Organize technology to do your due diligence
Time flies when you’re having fun. It also flies when you have an LP Gas column submission deadline.
It seems like just yesterday I submitted “Always be ready for sale,” where I attempted to explain how technology might be used to run a business like it’s always for sale even if it’s never for sale.
This year’s column focuses on a more immediate question: What technology questions should you worry about if you are buying or selling a business?
It turns out that buyers and sellers ought to be worried about the same questions – and often for the same reasons:
⦁ Technology roadmap: Knowing where the data is – whether it’s in the cloud, on your server, on an employee’s computer, or a piece of paper or napkin in a file drawer – is important for both seller and buyer. It’s also important to know how access to it is controlled, whether and how it’s secured or backed up, and how it’s shared among applications if it’s digital. If you’re a seller, you may want to know the answers to these questions before the buyer asks.
⦁ Software applications: If you’re selling your business, you need a list of all of the applications you use in your business and, like your data, where they are (e.g., cloud, server, laptop, another device), what you use them for and how, if at all, they are connected to one another. The buyer will use your list to figure out how easy it will be to put the businesses together and come up with a game plan on what will happen to the applications and when.
⦁ Technology, people and process: Software applications and data are nice, but the who, what, when, where and why of using the application and the data are fundamental. Documented processes are best, so if you are a seller and don’t have one, you might want to get started before the buyer asks for it. And if you are wondering why they might ask, it’s because they need to figure out how they are going to integrate your business into theirs, even if they plan to keep your name on the door and continue your business as a stand-alone operation.
⦁ Financials and operations: Hardware and software licenses have expiration or renewal dates. Your business’s computers, phones, tablets and monitors all have useful lives and need to be replaced at some point, ideally before they suddenly stop working. If you are buying a business and all of the seller’s devices need to be replaced in a year or are beyond their useful lives, you need to put that cost in your model. Technology also can be a source of tremendous synergies. Buyers may be able to replace software licenses with their enterprise application licenses or, better yet, extract the data and put it into their applications. Buyers who intend to integrate the seller’s business fully into theirs will be able to sunset websites and all of the associated costs. The synergies can be significant if the seller has third-party IT support expenses that can be terminated and absorbed into the buyer’s IT support system.
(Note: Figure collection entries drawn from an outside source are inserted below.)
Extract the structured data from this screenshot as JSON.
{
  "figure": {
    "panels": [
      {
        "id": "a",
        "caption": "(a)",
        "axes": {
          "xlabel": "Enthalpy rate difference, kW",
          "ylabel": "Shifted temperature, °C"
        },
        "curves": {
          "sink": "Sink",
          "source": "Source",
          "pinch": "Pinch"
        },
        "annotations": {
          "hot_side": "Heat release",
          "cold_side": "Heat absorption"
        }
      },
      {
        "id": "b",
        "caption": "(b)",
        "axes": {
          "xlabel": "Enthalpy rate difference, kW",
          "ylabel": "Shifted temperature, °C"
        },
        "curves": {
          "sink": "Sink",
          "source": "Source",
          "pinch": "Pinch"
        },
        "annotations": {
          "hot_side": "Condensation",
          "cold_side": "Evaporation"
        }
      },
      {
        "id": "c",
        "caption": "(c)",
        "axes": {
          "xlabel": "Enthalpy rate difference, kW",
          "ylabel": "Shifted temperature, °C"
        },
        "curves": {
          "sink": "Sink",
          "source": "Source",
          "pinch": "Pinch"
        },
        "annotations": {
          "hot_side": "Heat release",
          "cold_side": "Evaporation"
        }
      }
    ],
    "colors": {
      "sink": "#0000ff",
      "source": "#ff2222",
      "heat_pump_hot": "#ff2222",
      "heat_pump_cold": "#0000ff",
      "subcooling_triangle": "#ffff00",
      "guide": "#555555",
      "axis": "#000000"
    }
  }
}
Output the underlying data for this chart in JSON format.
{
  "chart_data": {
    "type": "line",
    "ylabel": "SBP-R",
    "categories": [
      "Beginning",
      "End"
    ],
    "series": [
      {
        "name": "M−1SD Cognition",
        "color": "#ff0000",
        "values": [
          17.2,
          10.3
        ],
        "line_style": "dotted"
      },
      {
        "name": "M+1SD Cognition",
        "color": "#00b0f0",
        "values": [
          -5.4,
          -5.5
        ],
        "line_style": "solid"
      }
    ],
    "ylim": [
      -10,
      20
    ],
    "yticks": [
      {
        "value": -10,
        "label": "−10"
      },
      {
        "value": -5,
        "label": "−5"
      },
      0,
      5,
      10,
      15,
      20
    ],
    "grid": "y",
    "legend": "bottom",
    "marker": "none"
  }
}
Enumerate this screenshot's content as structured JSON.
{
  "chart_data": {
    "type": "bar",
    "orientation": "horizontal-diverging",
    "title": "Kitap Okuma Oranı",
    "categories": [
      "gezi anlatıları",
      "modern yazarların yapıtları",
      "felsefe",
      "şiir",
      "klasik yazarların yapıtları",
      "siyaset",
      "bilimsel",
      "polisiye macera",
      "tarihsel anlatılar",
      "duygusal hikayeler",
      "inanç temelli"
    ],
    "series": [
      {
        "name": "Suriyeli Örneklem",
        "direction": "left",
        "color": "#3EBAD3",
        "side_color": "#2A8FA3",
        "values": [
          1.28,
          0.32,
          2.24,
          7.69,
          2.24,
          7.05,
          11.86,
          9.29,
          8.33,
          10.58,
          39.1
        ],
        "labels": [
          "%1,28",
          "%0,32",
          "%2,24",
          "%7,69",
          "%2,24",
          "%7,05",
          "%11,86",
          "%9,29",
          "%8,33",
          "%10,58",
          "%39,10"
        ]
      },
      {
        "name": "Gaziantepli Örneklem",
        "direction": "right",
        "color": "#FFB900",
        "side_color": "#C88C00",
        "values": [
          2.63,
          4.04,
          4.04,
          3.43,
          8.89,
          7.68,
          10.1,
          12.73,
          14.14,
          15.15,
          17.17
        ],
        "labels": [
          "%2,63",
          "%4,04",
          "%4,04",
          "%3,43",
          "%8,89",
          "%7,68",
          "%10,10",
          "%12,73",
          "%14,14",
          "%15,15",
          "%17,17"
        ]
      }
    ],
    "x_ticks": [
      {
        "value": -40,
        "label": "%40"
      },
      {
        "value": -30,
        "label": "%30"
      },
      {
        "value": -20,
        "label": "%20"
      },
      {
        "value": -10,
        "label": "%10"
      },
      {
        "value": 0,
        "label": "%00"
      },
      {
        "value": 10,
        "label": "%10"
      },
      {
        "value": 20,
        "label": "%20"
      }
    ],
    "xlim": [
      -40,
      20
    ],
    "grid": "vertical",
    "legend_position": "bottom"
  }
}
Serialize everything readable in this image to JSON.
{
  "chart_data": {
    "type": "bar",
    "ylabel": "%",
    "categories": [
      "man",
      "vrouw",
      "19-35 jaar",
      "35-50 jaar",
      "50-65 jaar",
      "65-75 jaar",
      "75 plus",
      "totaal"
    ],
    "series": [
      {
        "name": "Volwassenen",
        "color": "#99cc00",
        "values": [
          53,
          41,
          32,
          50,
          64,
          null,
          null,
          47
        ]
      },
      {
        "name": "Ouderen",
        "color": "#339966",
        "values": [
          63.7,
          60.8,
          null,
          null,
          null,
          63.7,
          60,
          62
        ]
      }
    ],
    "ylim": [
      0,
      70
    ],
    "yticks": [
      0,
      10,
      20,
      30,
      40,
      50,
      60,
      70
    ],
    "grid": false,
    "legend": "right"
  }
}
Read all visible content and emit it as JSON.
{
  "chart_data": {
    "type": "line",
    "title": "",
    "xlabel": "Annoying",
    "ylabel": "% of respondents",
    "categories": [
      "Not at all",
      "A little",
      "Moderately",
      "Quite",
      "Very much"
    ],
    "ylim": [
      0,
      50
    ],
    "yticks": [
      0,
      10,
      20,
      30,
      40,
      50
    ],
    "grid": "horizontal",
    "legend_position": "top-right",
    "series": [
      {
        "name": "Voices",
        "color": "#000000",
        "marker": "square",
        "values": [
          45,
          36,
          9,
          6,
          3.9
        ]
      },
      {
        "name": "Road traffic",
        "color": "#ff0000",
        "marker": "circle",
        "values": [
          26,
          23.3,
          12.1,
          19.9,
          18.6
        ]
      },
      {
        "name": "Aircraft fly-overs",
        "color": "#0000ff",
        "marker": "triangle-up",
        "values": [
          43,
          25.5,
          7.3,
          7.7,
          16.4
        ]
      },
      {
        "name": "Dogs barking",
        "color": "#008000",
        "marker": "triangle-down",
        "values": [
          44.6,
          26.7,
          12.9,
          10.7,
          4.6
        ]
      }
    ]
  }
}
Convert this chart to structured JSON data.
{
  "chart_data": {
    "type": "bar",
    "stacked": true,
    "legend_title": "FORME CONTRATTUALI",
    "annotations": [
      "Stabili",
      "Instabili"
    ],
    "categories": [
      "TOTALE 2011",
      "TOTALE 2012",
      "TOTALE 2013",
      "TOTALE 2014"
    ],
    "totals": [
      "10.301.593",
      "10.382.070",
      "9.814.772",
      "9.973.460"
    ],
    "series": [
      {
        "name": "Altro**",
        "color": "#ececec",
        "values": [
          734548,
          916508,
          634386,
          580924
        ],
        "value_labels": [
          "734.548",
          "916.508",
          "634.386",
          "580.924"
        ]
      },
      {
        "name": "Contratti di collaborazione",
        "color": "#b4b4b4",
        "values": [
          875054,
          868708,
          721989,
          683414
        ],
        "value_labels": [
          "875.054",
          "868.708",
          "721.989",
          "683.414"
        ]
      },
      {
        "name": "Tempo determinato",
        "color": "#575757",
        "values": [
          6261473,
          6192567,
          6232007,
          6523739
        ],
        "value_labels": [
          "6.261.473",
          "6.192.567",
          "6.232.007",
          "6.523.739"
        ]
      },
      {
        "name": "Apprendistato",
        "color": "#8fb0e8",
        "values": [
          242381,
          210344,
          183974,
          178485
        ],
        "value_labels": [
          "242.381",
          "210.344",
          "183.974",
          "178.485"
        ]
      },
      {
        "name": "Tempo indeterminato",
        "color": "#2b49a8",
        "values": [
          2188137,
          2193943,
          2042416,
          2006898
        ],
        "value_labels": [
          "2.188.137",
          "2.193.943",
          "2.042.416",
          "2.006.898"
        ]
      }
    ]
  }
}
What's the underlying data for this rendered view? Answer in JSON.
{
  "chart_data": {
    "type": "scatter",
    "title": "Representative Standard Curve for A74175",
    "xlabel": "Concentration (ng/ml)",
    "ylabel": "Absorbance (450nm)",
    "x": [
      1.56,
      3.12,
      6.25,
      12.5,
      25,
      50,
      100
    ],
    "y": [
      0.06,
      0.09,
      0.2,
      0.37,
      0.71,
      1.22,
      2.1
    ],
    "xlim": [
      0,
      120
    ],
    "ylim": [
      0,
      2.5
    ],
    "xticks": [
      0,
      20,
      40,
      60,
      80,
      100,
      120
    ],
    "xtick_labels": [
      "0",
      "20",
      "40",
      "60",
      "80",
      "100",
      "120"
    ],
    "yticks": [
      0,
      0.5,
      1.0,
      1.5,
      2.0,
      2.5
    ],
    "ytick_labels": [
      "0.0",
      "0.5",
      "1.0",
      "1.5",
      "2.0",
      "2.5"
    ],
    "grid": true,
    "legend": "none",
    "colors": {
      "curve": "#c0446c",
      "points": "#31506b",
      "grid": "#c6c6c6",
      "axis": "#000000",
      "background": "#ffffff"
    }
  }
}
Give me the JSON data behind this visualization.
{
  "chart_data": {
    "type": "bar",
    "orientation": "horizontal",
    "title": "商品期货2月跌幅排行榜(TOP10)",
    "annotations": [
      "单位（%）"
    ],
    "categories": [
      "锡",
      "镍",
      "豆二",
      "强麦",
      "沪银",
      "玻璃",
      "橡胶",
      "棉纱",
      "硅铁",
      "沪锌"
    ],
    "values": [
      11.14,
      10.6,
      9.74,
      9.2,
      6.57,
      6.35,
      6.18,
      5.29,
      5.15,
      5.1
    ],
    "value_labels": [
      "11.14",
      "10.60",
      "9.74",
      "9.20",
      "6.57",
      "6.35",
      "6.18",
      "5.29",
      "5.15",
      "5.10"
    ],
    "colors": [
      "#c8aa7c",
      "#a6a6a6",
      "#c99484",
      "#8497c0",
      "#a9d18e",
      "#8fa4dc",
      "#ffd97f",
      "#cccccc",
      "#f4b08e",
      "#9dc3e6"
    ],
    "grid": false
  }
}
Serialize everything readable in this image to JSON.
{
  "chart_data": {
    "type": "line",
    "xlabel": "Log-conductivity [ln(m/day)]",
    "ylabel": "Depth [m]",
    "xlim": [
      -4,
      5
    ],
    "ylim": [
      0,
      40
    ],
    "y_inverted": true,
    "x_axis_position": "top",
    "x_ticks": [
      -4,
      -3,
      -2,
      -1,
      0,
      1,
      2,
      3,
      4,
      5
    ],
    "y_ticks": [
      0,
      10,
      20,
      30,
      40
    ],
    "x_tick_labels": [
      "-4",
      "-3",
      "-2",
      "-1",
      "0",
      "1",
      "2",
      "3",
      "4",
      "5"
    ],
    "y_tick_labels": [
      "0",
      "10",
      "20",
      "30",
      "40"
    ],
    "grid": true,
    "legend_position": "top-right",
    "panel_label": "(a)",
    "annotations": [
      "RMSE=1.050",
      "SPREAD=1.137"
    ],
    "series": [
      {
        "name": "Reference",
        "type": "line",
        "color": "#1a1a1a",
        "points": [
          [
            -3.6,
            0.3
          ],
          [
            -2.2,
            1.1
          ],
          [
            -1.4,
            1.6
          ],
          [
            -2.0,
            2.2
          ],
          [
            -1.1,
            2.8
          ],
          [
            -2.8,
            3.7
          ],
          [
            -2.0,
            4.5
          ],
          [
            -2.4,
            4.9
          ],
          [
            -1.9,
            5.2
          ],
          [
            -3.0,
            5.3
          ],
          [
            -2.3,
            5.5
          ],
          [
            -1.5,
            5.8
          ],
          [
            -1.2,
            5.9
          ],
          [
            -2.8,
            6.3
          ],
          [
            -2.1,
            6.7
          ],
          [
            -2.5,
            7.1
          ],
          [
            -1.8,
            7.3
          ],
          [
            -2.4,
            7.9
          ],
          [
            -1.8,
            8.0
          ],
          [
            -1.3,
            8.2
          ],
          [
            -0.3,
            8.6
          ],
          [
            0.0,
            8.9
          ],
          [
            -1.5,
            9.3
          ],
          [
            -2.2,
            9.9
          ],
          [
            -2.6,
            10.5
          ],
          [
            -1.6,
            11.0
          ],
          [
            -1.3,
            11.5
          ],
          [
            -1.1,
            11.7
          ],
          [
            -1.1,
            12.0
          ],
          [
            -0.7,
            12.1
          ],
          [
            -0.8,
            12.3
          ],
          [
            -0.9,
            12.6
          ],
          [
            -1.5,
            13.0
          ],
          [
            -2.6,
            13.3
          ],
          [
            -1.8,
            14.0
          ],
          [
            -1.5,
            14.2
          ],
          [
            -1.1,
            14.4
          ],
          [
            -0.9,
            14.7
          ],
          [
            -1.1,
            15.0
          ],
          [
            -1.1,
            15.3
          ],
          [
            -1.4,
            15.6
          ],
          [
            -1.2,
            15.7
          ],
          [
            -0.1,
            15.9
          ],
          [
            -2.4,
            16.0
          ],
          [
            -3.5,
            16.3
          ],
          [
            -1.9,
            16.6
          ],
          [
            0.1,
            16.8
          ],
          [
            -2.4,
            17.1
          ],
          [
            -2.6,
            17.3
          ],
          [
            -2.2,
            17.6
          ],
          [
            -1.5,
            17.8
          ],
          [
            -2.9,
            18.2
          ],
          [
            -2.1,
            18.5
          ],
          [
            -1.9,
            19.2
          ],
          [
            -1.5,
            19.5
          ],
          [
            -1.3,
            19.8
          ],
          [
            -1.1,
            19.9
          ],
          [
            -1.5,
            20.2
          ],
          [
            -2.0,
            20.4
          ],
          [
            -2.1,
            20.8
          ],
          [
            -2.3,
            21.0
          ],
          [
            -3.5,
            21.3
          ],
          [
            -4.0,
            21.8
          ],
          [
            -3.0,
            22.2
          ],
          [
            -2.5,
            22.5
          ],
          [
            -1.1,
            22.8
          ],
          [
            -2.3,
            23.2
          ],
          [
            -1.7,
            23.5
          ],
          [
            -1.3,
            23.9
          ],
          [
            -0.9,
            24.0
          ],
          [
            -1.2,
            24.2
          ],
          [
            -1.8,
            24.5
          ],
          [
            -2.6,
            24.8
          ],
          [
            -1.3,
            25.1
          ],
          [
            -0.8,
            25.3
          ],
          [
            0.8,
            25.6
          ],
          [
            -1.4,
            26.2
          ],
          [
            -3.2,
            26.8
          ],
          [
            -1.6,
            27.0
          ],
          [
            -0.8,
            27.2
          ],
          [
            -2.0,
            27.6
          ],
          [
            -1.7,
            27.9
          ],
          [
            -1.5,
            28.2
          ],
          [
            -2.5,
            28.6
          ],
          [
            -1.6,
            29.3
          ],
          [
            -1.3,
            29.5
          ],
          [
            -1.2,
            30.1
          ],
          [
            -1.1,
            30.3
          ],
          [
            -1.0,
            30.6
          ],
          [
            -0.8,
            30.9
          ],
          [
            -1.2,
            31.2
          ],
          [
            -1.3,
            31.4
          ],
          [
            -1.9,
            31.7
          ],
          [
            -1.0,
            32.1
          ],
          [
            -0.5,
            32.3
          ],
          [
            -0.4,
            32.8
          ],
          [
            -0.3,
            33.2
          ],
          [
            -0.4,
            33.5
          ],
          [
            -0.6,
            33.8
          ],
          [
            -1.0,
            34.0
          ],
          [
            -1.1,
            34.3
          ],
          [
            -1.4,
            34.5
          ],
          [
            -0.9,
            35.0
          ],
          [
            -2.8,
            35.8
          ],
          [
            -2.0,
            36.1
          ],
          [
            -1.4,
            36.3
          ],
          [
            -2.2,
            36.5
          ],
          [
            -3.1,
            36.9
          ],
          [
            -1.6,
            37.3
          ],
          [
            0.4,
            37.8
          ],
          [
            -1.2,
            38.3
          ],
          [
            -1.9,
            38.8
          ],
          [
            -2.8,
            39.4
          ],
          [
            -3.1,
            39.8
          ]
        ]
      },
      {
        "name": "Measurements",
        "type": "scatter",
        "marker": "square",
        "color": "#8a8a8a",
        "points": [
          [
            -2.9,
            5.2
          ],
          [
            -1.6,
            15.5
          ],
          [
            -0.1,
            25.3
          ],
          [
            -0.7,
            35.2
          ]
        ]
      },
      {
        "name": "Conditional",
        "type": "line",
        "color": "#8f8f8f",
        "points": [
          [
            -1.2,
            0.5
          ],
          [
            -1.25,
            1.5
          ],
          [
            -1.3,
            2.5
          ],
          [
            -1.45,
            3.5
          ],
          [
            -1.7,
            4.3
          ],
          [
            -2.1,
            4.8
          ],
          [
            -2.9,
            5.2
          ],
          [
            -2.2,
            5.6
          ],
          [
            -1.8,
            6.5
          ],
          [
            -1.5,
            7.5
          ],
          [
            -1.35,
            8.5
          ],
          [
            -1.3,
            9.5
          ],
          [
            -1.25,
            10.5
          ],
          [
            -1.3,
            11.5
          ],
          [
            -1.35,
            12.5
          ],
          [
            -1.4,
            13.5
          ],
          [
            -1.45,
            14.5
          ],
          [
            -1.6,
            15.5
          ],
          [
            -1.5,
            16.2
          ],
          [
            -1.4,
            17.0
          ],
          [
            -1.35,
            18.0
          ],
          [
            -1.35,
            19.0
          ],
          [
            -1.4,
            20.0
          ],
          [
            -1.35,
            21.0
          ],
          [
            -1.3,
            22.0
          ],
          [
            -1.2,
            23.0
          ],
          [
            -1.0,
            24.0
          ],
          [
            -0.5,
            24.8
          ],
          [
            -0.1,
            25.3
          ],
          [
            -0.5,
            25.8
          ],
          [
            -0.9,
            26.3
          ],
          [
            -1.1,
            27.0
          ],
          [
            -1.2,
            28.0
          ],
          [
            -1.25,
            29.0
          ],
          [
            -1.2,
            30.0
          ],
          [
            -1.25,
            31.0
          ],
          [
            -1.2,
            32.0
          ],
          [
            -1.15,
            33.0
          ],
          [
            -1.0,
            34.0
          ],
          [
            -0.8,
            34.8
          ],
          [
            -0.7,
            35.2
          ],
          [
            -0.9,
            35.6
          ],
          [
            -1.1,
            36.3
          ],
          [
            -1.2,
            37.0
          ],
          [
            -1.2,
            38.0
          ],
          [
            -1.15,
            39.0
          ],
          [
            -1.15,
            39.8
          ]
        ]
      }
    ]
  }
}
⦁ Security and compliance: This might be the most technical diligence topic. It involves physical security, network security, data security, technology policies and procedures and even regulatory compliance. If you are about to buy or sell a business, and you don’t understand any of these terms, you need to read up on them and hire somebody to help you with this part of the process.
If you are a buyer, you want to make sure the technology part of your acquisition process is carefully mapped out in your integration plans.
If you are a seller, you share that goal because identifying, documenting and achieving synergies in a smooth closing and post-closing process will enable your buyer to share some of those synergies in the form of a higher multiple and purchase price.
Finally, and most importantly, unsuccessful transactions ultimately have more than just financial consequences to the parties. Legacies, reputations, customers and employees are at stake too.